Dean's sometimes-poetic language brims with image and rhythm serving mood and characters well. Story-be-damned, it's speechifying that actors love, and this gang grabs it.
Nickel and Dimed: On Not Getting By in America
Playwright: Joan Holden
At: Naked Eye at Steppenwolf Upstairs
Phone: (312) 335-1650; $30-$35
Runs through: Nov. 30
BY RICK REED
Just a few years ago, magazine journalist Barbara Ehrenreich undertook what might have been her most challenging assignment. She left behind the trappings of her successful Manhattan lifestyle and went undercover to write a book about what life was like at the bottom of America's economic scale. Living only on the wages she would make as a chain restaurant waitress in Florida, an employee of a cleaning service in Maine, and a "Mall Mart" employee in Minnesota, Ehrenreich discovered a scandal, and something that the U.S., as one of the nation's wealthiest countries, should be deeply ashamed of. "Something is wrong, very wrong, when a single person in good health … can barely support herself by the sweat of her brow. You don't need a degree in economics to see that wages are too low and rents too high," Ehrenreich says.

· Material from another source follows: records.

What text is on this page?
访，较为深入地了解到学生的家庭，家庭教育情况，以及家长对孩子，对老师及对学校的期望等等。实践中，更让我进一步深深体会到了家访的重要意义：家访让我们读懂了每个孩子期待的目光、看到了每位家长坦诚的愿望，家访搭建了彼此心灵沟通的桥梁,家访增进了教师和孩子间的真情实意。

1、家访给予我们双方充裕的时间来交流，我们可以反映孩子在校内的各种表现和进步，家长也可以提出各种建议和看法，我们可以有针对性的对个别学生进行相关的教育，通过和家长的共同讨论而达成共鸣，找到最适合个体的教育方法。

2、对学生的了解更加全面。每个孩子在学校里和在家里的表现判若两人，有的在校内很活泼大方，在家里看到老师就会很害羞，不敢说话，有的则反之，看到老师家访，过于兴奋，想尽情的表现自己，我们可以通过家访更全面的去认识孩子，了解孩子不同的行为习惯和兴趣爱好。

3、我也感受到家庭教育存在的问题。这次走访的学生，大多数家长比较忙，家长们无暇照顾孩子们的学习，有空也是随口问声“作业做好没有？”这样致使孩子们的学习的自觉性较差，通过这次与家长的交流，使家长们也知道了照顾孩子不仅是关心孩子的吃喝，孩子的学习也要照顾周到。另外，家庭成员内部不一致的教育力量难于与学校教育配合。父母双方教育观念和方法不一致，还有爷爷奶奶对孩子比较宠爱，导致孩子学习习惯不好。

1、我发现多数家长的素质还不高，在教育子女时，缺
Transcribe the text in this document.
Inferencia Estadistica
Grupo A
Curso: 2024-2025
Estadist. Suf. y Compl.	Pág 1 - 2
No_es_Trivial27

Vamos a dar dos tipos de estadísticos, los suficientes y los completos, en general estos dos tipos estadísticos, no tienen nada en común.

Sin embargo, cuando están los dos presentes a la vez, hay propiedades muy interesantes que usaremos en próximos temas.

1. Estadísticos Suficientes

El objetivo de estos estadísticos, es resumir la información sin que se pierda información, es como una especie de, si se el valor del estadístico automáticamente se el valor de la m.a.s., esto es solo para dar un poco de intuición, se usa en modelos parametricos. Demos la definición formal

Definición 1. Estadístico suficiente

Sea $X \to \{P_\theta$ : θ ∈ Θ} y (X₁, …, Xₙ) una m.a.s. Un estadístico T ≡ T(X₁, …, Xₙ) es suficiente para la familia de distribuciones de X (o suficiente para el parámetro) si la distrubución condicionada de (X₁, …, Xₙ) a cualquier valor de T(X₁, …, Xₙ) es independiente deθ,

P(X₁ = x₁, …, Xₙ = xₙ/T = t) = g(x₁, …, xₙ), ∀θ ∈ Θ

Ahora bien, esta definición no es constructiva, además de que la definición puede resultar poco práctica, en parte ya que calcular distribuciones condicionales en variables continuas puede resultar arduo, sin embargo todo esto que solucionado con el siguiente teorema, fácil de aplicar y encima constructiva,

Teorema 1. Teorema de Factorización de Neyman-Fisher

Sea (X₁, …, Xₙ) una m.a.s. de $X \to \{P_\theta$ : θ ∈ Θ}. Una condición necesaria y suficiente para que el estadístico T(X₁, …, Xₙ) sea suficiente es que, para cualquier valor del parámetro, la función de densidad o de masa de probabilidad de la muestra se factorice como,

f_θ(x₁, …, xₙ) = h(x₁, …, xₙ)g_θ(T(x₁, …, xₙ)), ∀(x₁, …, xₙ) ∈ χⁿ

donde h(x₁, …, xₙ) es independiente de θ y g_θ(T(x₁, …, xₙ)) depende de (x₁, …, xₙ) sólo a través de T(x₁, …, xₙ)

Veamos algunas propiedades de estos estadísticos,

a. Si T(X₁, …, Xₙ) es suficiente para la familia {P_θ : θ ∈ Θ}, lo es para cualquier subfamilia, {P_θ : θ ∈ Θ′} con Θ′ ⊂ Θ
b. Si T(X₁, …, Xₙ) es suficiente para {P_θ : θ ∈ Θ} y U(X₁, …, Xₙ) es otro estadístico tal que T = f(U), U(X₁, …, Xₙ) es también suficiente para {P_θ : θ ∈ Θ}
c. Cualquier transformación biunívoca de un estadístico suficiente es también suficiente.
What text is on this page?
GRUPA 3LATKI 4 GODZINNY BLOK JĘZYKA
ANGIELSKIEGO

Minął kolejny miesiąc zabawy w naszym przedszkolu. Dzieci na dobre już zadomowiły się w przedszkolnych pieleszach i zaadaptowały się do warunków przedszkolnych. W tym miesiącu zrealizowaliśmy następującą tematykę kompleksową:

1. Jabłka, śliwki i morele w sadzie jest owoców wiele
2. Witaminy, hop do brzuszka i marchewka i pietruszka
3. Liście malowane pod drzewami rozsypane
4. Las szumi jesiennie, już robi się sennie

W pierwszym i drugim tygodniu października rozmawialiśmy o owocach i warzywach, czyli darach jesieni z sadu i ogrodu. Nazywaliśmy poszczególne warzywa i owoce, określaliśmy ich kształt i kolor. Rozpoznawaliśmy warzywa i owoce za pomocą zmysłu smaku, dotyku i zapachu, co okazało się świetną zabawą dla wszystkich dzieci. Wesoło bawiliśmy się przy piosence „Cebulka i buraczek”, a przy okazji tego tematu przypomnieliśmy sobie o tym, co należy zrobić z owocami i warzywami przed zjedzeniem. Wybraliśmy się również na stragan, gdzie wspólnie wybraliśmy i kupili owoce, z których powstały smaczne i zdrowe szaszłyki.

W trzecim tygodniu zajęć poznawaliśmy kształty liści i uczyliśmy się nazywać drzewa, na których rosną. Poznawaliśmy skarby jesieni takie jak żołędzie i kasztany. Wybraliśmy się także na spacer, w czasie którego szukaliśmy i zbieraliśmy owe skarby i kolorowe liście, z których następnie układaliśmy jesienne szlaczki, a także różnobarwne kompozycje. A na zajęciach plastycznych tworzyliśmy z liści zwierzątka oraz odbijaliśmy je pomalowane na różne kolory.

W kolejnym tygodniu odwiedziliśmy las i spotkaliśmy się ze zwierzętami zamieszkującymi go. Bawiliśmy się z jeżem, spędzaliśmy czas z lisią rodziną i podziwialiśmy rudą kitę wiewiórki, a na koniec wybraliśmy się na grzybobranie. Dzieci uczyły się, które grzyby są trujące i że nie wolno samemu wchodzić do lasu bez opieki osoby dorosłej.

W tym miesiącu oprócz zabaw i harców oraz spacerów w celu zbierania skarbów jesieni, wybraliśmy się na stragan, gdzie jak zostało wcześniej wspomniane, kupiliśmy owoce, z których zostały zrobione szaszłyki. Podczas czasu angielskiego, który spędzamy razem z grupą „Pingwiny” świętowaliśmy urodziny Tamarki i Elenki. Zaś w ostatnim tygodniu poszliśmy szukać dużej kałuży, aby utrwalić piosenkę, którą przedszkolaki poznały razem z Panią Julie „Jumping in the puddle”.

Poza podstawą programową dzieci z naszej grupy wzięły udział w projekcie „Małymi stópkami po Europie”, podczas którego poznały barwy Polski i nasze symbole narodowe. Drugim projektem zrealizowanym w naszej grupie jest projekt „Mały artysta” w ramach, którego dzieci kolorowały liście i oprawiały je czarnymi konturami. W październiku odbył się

Joan Holden took Ehrenreich's thesis and adapted it for the stage, getting across the indignities of working hard and still being unable to make ends meet. Peppered with tales of working people forced to live in vans, forced to work two jobs to barely make ends meet, people who would rather work injured than risk the ire of their employer, and a host of others, who should all be pictured in the dictionary next to the term, "downtrodden."
Naked Eye's production, directed by Jeremy B. Cohen, is crisp, taking all the elements of Ehrenreich's book and distilling them down into a stinging indictment of the American way, and how it may well be crumbling from the bottom up. As Barbara, Deborah Leydig is sympathetic, drawing us in with her warmth, wit, and the doubt the character experiences when it comes to things like exploitation and deception. Because of Leydig's heartfelt portrayal, we're right there with her, experiencing her doubts and her outrage.
Cohen has assembled a wickedly good ensemble of five to play an array of different parts. They all shine, and they're all able to differentiate each of their characters completely. Particularly good is Natalie West (probably best known for, and forever plagued with her TV identity: neighbor Crystal on Roseanne). West moves with seeming effortless between a dead-on-her-feet waitress in Florida, a rich bitch in Maine, and an evil little old lady in a nursing home. This is a mostly fine production, forcing you to think and appreciate what you have … because it's probably more than the millions of people in this country possess, who put in 40-plus hours a week and then still are uncertain whether they can afford food. Richard and Jacqueline Penrod's spare, two-tiered set is infinitely adaptable to a variety of settings, yet one wonders why the upper tier was utilized so little.
I highly recommend Nickel and Dimed. In spite of its grave subject matter, it's often funny, and Holden's script holds some thematic surprises. The best thing is how it gets inside your mind, making you question your own place in society and how you personally relate to the oppressed working class that continues to grow, but not to prosper.